云彩似乎蒙了一层萧瑟的颜色,可是身上穿得暖暖的,那色彩中的凉意便淡淡的,让人察觉不出。
"姐姐,那云真好看。"
香草被姐姐牵着手,在山路上东张西望。充沛的体力足够她挥霍,加上中午在凉亭小睡了一会儿,下山时候格外活泼。
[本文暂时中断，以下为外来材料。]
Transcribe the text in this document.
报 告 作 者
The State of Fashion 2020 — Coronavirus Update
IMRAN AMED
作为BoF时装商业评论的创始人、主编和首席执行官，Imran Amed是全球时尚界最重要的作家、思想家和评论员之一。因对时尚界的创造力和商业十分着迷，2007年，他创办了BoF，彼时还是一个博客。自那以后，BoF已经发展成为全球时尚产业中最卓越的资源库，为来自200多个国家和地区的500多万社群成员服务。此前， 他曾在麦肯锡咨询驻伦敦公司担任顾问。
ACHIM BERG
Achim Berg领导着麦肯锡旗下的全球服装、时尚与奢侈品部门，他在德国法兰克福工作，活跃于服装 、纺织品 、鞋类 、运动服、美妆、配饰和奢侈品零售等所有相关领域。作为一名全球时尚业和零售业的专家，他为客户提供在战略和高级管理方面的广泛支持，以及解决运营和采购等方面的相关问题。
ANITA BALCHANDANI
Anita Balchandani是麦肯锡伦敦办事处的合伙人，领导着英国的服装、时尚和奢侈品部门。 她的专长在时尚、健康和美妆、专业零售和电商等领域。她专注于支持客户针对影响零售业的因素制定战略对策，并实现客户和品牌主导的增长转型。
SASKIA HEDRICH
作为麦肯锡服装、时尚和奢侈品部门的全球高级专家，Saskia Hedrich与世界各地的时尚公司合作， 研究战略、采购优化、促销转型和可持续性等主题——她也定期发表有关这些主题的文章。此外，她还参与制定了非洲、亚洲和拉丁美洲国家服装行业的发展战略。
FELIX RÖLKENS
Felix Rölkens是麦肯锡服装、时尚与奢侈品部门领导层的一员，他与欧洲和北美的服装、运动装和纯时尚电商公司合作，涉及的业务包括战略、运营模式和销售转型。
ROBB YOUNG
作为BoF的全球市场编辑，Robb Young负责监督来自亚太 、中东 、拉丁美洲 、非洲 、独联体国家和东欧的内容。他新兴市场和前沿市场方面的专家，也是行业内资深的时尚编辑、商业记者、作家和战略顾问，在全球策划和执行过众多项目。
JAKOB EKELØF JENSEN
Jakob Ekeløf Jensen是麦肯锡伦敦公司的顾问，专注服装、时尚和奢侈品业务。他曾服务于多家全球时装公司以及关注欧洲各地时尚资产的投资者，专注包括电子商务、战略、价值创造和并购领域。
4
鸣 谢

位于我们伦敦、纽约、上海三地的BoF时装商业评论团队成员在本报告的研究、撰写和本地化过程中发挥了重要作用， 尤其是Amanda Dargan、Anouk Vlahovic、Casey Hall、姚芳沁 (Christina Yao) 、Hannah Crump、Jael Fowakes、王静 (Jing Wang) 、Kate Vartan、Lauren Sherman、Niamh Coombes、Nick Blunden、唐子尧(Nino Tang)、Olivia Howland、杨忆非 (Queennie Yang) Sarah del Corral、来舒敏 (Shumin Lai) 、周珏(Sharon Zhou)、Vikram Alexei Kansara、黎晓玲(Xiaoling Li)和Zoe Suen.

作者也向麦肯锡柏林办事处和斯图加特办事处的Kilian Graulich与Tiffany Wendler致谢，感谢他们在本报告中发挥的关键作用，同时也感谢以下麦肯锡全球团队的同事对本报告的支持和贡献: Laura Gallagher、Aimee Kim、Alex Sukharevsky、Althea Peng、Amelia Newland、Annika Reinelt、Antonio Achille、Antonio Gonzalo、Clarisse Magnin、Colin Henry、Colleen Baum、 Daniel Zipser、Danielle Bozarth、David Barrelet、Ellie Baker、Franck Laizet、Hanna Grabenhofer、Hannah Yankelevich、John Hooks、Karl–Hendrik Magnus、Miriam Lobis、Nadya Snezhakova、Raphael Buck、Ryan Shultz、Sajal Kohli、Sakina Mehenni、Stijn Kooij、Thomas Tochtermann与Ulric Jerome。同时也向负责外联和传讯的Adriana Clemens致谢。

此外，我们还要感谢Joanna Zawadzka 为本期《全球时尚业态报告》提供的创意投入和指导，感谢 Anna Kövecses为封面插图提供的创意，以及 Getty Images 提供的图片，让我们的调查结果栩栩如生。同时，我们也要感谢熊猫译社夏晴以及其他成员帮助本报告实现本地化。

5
"好了,小草儿。"丽花额头上渗出薄薄的汗,她看四处无人,悄悄解开了袖口,将里面的衣衫卷了上去,又将袖子系上来。
好歹凉快了些。
"今天回去知道说什么了吗?"丽华估摸前面有个小亭子,心里松了口气,说起闲话来。
"知道!"
香草得意洋洋地抬起被脑袋圆溜溜的方丈大师点过的小脑袋,两只眼睛琉璃似的映着天边霞,正中则是专注看着的人的脸。
"奶奶,佛说彼岸有成佛,却受不了你粗手粗脚侍奉,令您于此岸悄悄积福行善,莫多生事,好生修心,放宽心等着,时候到了他自然会来渡您。"
丽花见她虎头虎脑,摇起头装作小大人模样背书尤为可爱,不禁轻声笑骂:"怪不得都叫你鬼灵精,哪个小孩像你这般顽皮,连佛祖都拿来乱说。"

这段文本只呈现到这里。